A espontânea rebelião do quartel foi
o estopim que precipitaria a revolução. Os conspiradores ganharam as
ruas, pedindo o apoio da população. O governador, refugiado no forte
do Brum, rendeu-se quase sem resistência e partiu para o Rio de Janeiro.
Comerciantes portugueses e outros membros e partidários do governo
deposto conseguiram também partir, dirigindo-se majoritariamente para
a Bahia. Enquanto isso, no Recife era constituído um governo provisório
e promulgada uma lei orgânica, que deveria vigorar até que a Constituição
fosse elaborada e proclamada. Adotava-se a forma de governo republicana
e o respeito à liberdade religiosa, de imprensa e de consciência. Vários
impostos foram abolidos e entrou em discussão a liberdade dos escravos,
mas, também nessa oportunidade, os interesses envolvidos foram mais
fortes e, apesar das declamações igualitárias, o assunto foi novamente
postergado.
Mais uma vez, a deflagração antecipada
do conflito não permitira a construção da complexa malha de relações
que deveria garantir a sobrevivência e o progresso da revolução. Já consumado
o levante, foram enviados emissários às outras capitanias e também à Argentina
e aos Estados Unidos, à procura de apoio. Mas a Bahia ficava mais perto.

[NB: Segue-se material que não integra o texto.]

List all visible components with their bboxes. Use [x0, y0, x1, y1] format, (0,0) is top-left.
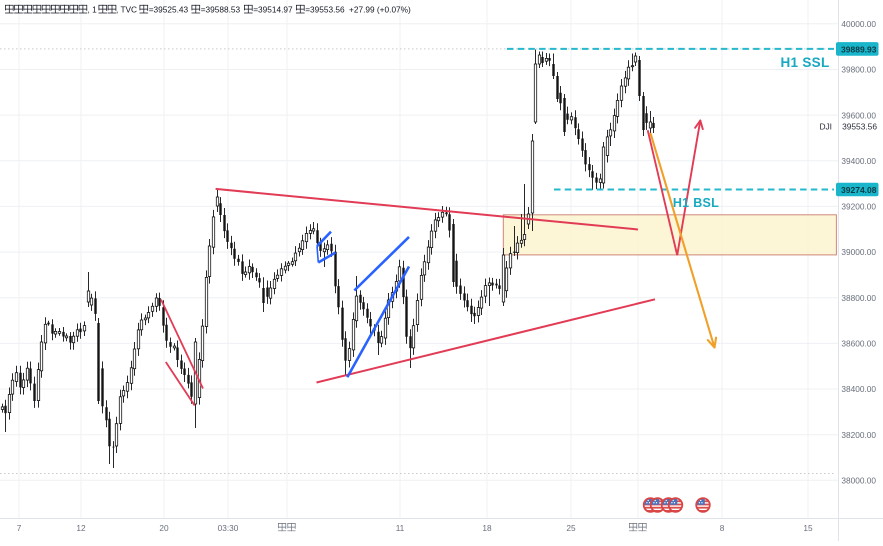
svg-text:=39525.43: =39525.43 [149, 5, 189, 15]
svg-text:40000.00: 40000.00 [841, 19, 876, 29]
svg-text:38600.00: 38600.00 [841, 339, 876, 349]
svg-text:38400.00: 38400.00 [841, 384, 876, 394]
svg-text:, 1: , 1 [88, 5, 98, 15]
svg-text:11: 11 [396, 523, 405, 533]
svg-text:H1 BSL: H1 BSL [673, 196, 719, 210]
svg-text:38200.00: 38200.00 [841, 430, 876, 440]
svg-text:12: 12 [76, 523, 86, 533]
svg-text:39553.56: 39553.56 [842, 121, 877, 131]
svg-text:+27.99 (+0.07%): +27.99 (+0.07%) [349, 5, 411, 15]
svg-text:=39553.56: =39553.56 [305, 5, 345, 15]
svg-text:15: 15 [803, 523, 813, 533]
svg-text:39800.00: 39800.00 [841, 65, 876, 75]
svg-text:=39514.97: =39514.97 [253, 5, 293, 15]
svg-text:39274.08: 39274.08 [841, 185, 877, 195]
svg-text:39000.00: 39000.00 [841, 247, 876, 257]
svg-text:=39588.53: =39588.53 [201, 5, 241, 15]
svg-text:39600.00: 39600.00 [841, 110, 876, 120]
svg-text:, TVC: , TVC [116, 5, 137, 15]
svg-text:03:30: 03:30 [218, 523, 239, 533]
svg-text:H1 SSL: H1 SSL [780, 55, 829, 70]
svg-text:39889.93: 39889.93 [841, 44, 877, 54]
svg-text:38800.00: 38800.00 [841, 293, 876, 303]
svg-text:25: 25 [566, 523, 576, 533]
svg-text:7: 7 [17, 523, 22, 533]
svg-text:8: 8 [720, 523, 725, 533]
svg-text:39200.00: 39200.00 [841, 202, 876, 212]
svg-text:DJI: DJI [819, 121, 832, 131]
svg-text:39400.00: 39400.00 [841, 156, 876, 166]
svg-text:38000.00: 38000.00 [841, 476, 876, 486]
svg-text:18: 18 [482, 523, 492, 533]
svg-text:20: 20 [159, 523, 169, 533]
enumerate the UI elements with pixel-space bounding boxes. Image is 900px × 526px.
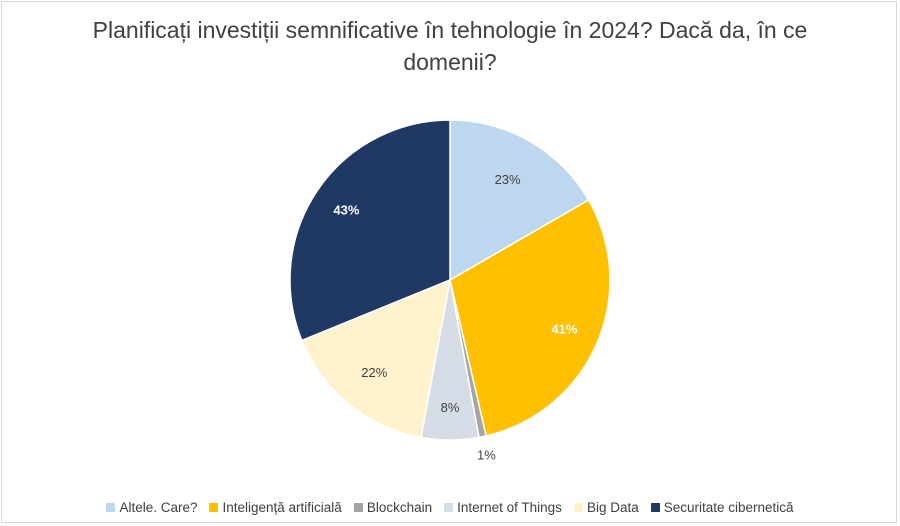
legend-item-inteligenta-artificiala: Inteligență artificială	[209, 500, 342, 515]
data-label-altele-care: 23%	[495, 172, 521, 187]
data-label-inteligenta-artificiala: 41%	[551, 322, 577, 337]
pie-data-labels: 23% 41% 1% 8% 22% 43%	[333, 172, 577, 462]
pie-slice-altele-care	[449, 119, 590, 282]
legend-label: Inteligență artificială	[222, 500, 342, 515]
legend-item-internet-of-things: Internet of Things	[444, 500, 562, 515]
pie-slice-big-data	[300, 278, 451, 439]
pie-slices	[289, 119, 611, 441]
legend-label: Blockchain	[366, 500, 433, 515]
legend-item-securitate-cibernetica: Securitate cibernetică	[650, 500, 794, 515]
legend-item-altele-care: Altele. Care?	[106, 500, 197, 515]
legend-item-big-data: Big Data	[573, 500, 639, 515]
legend-swatch	[106, 503, 116, 512]
chart-legend: Altele. Care? Inteligență artificială Bloc…	[0, 500, 900, 515]
legend-label: Altele. Care?	[119, 500, 198, 515]
legend-swatch	[444, 503, 454, 512]
data-label-internet-of-things: 8%	[441, 400, 460, 415]
chart-title: Planificați investiții semnificative în …	[92, 17, 808, 75]
data-label-securitate-cibernetica: 43%	[333, 202, 359, 217]
legend-swatch	[650, 503, 660, 512]
legend-swatch	[353, 503, 363, 512]
data-label-blockchain: 1%	[477, 447, 496, 462]
legend-item-blockchain: Blockchain	[353, 500, 433, 515]
pie-slice-securitate-cibernetica	[289, 119, 451, 342]
legend-label: Big Data	[586, 500, 639, 515]
legend-label: Internet of Things	[457, 500, 562, 515]
legend-swatch	[209, 503, 219, 512]
legend-swatch	[573, 503, 583, 512]
pie-slice-inteligenta-artificiala	[449, 198, 611, 437]
data-label-big-data: 22%	[361, 365, 387, 380]
legend-label: Securitate cibernetică	[663, 500, 794, 515]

Avisado da sublevação, o governador Marcos de Noronha e Brito, Conde
dos Arcos, ordenou o deslocamento de duas expedições punitivas: uma
por terra, ao mando do marechal Cogominho Lacerda, e outra por mar,
comandada pelo capitão Pires Batista. O porto do Recife foi bloqueado
e, atacada por todos os flancos, a cidade se rendeu em 19 de maio.
A insurreição já atingia Alagoas, Paraíba,
Rio Grande do Norte e beirava as fronteiras do Ceará. Os revolucionários
se entrincheiraram nos engenhos e fazendas e resistiram bravamente
mas os auxílios não chegavam e as forças enviadas à sua procura eram
demasiado poderosas. O padre João Ribeiro enforcou-se numa árvore.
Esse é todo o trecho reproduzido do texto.